It took a long time before I realized that the ticket machine won't take your cash bills until you press a button located nowhere near the bill feed telling it that you would like to give it some cash.

That's jaw-droppingly bad UI along multiple axes.

(a) The feed serves no purpose other than taking your money. It does not need to be modal. It is safe to assume that a customer will not insert money unless they wish to buy something. Instead of refusing the money, it should graciously accept it and then enter a dialog with the customer about what they would like to buy.

(b) For every bill-accepting vending machine that I've ever seen, the way you initiate a transaction is feeding it some dough. There are decades of UI tradition in play here; it's what people expect. If you, as a machine, act differently, customers will assume you are broken. As did I. Only when I stepped back and looked for other options did I notice the instructions telling me to poke the screen first.

After finally buying a hot new card, I proceeded to try feeding it through the turnstile, where it made a farting noise, and an integral screen lit up with a message telling me to re-insert it. So I did. Fart. OK, turnstile broken! Try next one over. Fart. WTF? Oh, I see, I'm putting the card in upside-down, because the up-side is clearly the plain white one with a large orange arrow on it, and not the colorful one with three small black arrows on it. Folks, I can understand the cost savings of not putting a strip reader on both sides of the slot, but would it have killed you to clearly print which side was up? (And which side was down?)

Ugh... what a disaster.

[livejournal.com profile] radiotelescope adds that the turnstiles, if they drain your ticket of the last of its funds, will hand it back to you anyway. Other cities' subways will chew up a newly empty ticket, say THANK YOU and let you through. Our city's subway, on the other hand, is destined to have a floor littered with dead tickets.
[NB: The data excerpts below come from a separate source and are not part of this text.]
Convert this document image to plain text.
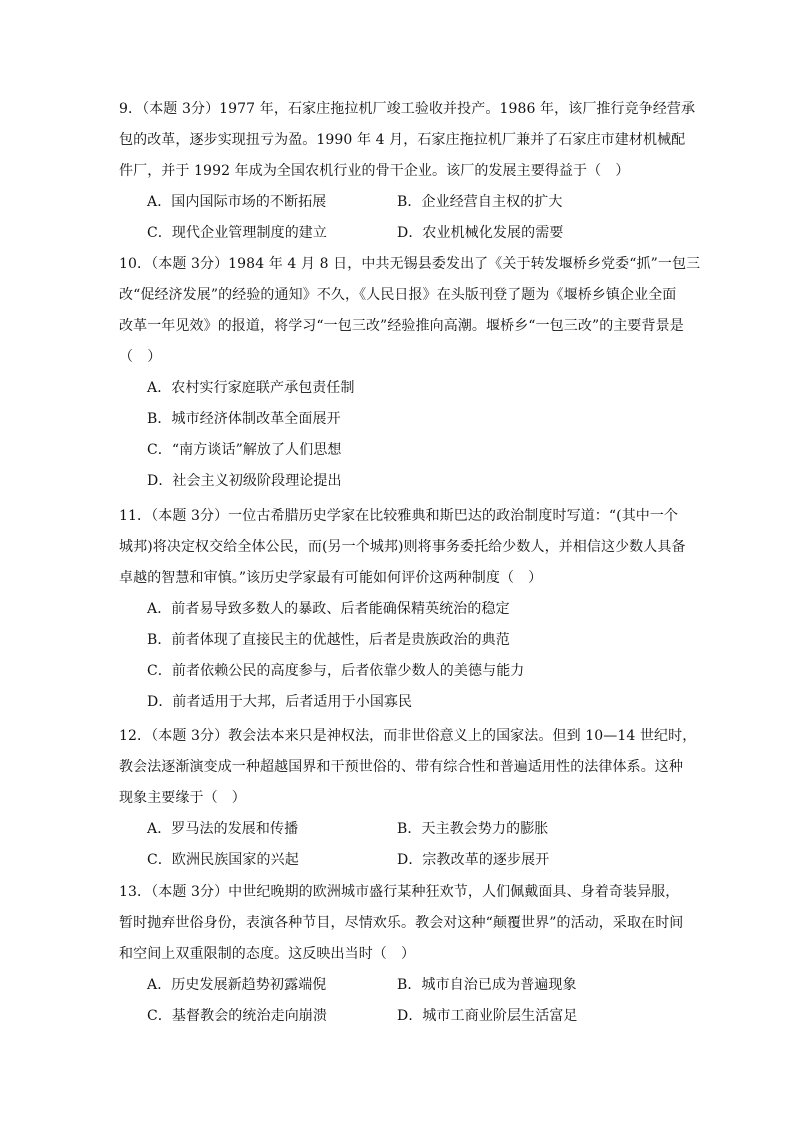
9．（本题 3分）1977 年，石家庄拖拉机厂竣工验收并投产。1986 年，该厂推行竞争经营承
包的改革，逐步实现扭亏为盈。1990 年 4 月，石家庄拖拉机厂兼并了石家庄市建材机械配
件厂，并于 1992 年成为全国农机行业的骨干企业。该厂的发展主要得益于（　）
A．国内国际市场的不断拓展	B．企业经营自主权的扩大
C．现代企业管理制度的建立	D．农业机械化发展的需要
10．（本题 3分）1984 年 4 月 8 日，中共无锡县委发出了《关于转发堰桥乡党委“抓”一包三
改“促经济发展”的经验的通知》不久，《人民日报》在头版刊登了题为《堰桥乡镇企业全面
改革一年见效》的报道，将学习“一包三改”经验推向高潮。堰桥乡“一包三改”的主要背景是
（　）
A．农村实行家庭联产承包责任制
B．城市经济体制改革全面展开
C．“南方谈话”解放了人们思想
D．社会主义初级阶段理论提出
11．（本题 3分）一位古希腊历史学家在比较雅典和斯巴达的政治制度时写道：“(其中一个
城邦)将决定权交给全体公民，而(另一个城邦)则将事务委托给少数人，并相信这少数人具备
卓越的智慧和审慎。”该历史学家最有可能如何评价这两种制度（　）
A．前者易导致多数人的暴政、后者能确保精英统治的稳定
B．前者体现了直接民主的优越性，后者是贵族政治的典范
C．前者依赖公民的高度参与，后者依靠少数人的美德与能力
D．前者适用于大邦，后者适用于小国寡民
12．（本题 3分）教会法本来只是神权法，而非世俗意义上的国家法。但到 10—14 世纪时，
教会法逐渐演变成一种超越国界和干预世俗的、带有综合性和普遍适用性的法律体系。这种
现象主要缘于（　）
A．罗马法的发展和传播	B．天主教会势力的膨胀
C．欧洲民族国家的兴起	D．宗教改革的逐步展开
13．（本题 3分）中世纪晚期的欧洲城市盛行某种狂欢节，人们佩戴面具、身着奇装异服，
暂时抛弃世俗身份，表演各种节目，尽情欢乐。教会对这种“颠覆世界”的活动，采取在时间
和空间上双重限制的态度。这反映出当时（　）
A．历史发展新趋势初露端倪	B．城市自治已成为普遍现象
C．基督教会的统治走向崩溃	D．城市工商业阶层生活富足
I take it back if the machines give you a bonus for recharging a ticket, like (for example) the LAUNDR-O-MAT does with its cash cards. Otherwise, why would anyone want to bother recharging an empty ticket when it's easier to just buy a new one?

Date: 2006-09-21 10:01 pm (UTC)
From: [identity profile] ruthling.livejournal.com
the tickets don't even tell you how much you have remaining. Or has that changed?

the whole changeover has been one big pile of fucked up. And my monthly T pass will go up like 50%. I'll get "free bus transfers" with it, but that just means I don't have the option to buy a subway only pass anymore.

Grr.

Date: 2006-09-21 10:18 pm (UTC)
From: [identity profile] prog.livejournal.com
No they don't tell you that! Z mentioned this too and showed me a DC Metro ticket which stamped a new value on every time it passed through a reader. I guess I haven't used the new system long enough yet to get annoyed at this.

Monthly passes are more expensive too?! Gaagh

Date: 2006-09-21 10:18 pm (UTC)
From: [identity profile] in-parentheses.livejournal.com
The screens do tell you how much you have remaining, I think. Or at least the ones I've seen do. But they don't stamp it on the ticket.

Date: 2006-09-21 10:26 pm (UTC)
From: [identity profile] prog.livejournal.com
This is correct of the screens, but in the likely future event that I shall be the owner of multiple tickets, I won't know upon arrival which (if any!) carry sufficient funds to buy my way through the gate. Nothing to do but stick them in serially until one works... or none work and I have to go over to the ticket machine again. Barf!